Девушка пожала плечами:
– А меня никто не останавливал, не говорил: «Не женское это дело». Жены сэнсэя и его наложницы думали, что сэнсэй мне все это разрешает, а сами спросить его боялись. Глупые гусыни! Только и умеют, что сплетничать и делать друг другу мелкие гадости. – Сказано это было Ацухимэ с нескрываемым презрением. – А сэнсэй меня не останавливал, потому что думал – вырасту и одумаюсь. А я выросла и не одумалась. Теперь уже поздно. – Она вздохнула. – Женщины не могут носить оружие. Даже женщины знатного самурайского рода. Кинжал – это не оружие. – Ацухимэ завела руки за спину и вытащила из банта, в который были завязаны на спине семь поясов[23]23
Не только Ацухимэ носила семь поясов, у всех японок на талии было всегда семь поясов. Традиция.

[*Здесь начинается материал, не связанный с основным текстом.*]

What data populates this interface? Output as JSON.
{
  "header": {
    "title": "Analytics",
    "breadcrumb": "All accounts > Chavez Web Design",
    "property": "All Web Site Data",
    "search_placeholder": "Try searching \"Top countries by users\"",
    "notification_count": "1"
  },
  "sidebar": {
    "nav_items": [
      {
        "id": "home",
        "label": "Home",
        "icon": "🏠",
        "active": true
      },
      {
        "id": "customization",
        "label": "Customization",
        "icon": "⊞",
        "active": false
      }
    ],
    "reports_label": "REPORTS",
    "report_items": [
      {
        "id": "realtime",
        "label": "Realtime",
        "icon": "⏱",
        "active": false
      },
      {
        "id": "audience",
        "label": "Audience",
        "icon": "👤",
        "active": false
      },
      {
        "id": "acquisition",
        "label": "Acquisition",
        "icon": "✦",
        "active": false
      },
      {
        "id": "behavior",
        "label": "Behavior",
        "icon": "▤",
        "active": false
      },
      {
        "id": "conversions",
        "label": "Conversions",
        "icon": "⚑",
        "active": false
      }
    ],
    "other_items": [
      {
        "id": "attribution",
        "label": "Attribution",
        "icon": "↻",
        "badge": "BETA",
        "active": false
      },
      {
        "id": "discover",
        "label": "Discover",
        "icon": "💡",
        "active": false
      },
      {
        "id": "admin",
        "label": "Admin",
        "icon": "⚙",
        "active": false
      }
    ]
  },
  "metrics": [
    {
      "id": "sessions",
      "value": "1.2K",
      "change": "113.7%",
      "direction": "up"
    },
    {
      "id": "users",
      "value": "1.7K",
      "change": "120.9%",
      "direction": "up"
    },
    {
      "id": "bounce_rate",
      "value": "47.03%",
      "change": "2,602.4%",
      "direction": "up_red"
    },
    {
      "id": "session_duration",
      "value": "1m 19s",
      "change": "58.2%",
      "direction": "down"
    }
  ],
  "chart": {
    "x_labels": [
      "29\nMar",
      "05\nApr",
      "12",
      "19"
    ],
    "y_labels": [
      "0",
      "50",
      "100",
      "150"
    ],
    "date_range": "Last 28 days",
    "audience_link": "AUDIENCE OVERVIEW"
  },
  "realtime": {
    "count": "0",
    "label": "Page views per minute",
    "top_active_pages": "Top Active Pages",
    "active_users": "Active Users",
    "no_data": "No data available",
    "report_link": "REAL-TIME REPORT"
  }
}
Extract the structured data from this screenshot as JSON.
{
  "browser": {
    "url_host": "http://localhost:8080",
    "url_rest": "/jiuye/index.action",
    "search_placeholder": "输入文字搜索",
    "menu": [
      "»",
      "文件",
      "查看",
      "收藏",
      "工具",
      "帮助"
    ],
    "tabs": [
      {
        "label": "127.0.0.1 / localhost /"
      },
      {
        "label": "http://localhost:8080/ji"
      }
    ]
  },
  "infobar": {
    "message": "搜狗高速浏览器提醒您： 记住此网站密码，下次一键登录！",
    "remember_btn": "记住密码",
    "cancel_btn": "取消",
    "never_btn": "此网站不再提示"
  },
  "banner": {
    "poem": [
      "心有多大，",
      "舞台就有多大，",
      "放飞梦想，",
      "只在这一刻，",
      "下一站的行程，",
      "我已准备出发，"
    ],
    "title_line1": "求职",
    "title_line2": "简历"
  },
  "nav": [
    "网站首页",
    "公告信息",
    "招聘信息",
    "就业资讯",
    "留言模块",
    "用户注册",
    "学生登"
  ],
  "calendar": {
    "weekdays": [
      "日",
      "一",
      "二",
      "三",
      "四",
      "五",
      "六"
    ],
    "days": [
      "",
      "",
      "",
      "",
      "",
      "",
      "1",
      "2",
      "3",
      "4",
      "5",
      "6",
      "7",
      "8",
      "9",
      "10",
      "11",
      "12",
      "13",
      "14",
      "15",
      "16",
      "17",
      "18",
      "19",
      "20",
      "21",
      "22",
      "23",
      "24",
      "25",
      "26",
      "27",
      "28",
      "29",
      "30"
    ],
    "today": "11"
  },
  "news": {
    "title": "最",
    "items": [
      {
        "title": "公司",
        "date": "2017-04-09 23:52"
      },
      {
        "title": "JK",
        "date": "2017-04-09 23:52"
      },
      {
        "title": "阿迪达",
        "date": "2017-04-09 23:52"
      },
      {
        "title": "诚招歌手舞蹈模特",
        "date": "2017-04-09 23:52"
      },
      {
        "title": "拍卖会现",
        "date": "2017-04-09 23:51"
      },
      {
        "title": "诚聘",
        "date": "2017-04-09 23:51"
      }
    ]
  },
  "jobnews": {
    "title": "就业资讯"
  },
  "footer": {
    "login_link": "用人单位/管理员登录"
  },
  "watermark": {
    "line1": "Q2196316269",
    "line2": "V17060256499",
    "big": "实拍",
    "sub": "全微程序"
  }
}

[Закрыть], карманный женский кинжал каи-кен. – Считается, он нужен женщине, чтобы убить себя, когда посягают на ее честь. А зачем убивать себя, когда я легко могут убить того, кто посягает? Только лучше это делать не кинжалом, а мечом или нагината.
Она убрала каи-кен в сплетения банта.
– Скажи мне, Алтём, ты стал бы упражняться со мной в фехтовании?
– Да, – не раздумывая, ответил Артем.
– Здесь никто не хочет упражняться со мной, – ее голос чуть заметно дрогнул.
– Мастер запрещает?
– Мастер не запрещает, тут другое, – она произнесла это с какой-то непонятной интонацией. – Самураи считают – настоящий буси[24]24
Буси – воин.
[Закрыть] не станет скрещивать с женщиной даже бамбуковые клинки. Потому что этим он уронит свою честь. – Ацухимэ невесело улыбнулась. – Раньше они меня задирали. Но быстро перестали и теперь молчат. Это я их отвадила. Если кто-то пытался сказать про меня что-то нехорошее, я говорила ему – давай сразимся, выбирай оружие, и, победив, поставишь меня, женщину, на место, и больше я никогда не возьму в руки ни синай, ни боккэн, ни катану, ни нагината. После этого они тут же умолкали. Потому что никто из них не хочет быть посрамленным, уступив женщине в поединке. А все тут знают, как я фехтую. Они бегали и бегают подглядывать, как я упражняюсь на лужайке за чайным домиком. – Она вдруг фыркнула. – Они боятся меня из-за того же, из-за чего боялись когда-то мастера ёсинори. Ты, Алтём, никогда не слышал о мастере ёсинори?
– Нет, – сказал Артем и ничуть не соврал.
– Он жил около пятидесяти лет назад. До нас не дошло, у кого обучался ёсинори и в каких поединках добывал себе славу. Только откуда-то пошли слухи, что ёсинори – непревзойденный кэнси и не знает себе равных в поединках кэмпо, причем он одинаково бесподобно владеет синаем и боккэном. Ёсинори начал странствовать по стране Ямато, переезжая от школы к школе. Он предлагал наставникам школ поединки по их выбору – на синае или на боккэне. Трудно сказать, чего испугались первые наставники, но они предпочли откупиться от ёсинори несколькими коку риса, а не биться с ним. Они побоялись быть побитыми на глазах учеников и навсегда лишиться в глазах учеников авторитета. А потом слава уже бежала впереди ёсинори, и наставники все как один откупались от него, считая, что им ничего не светит в поединках. Вскоре ёсинори собрал достаточно средств, чтобы основать свою собственную школу. Он умер, будучи наставником ёсинори-рю. До сих пор достоверно неизвестно, так ли уж был велик и непобедим ёсинори, как об этом говорили.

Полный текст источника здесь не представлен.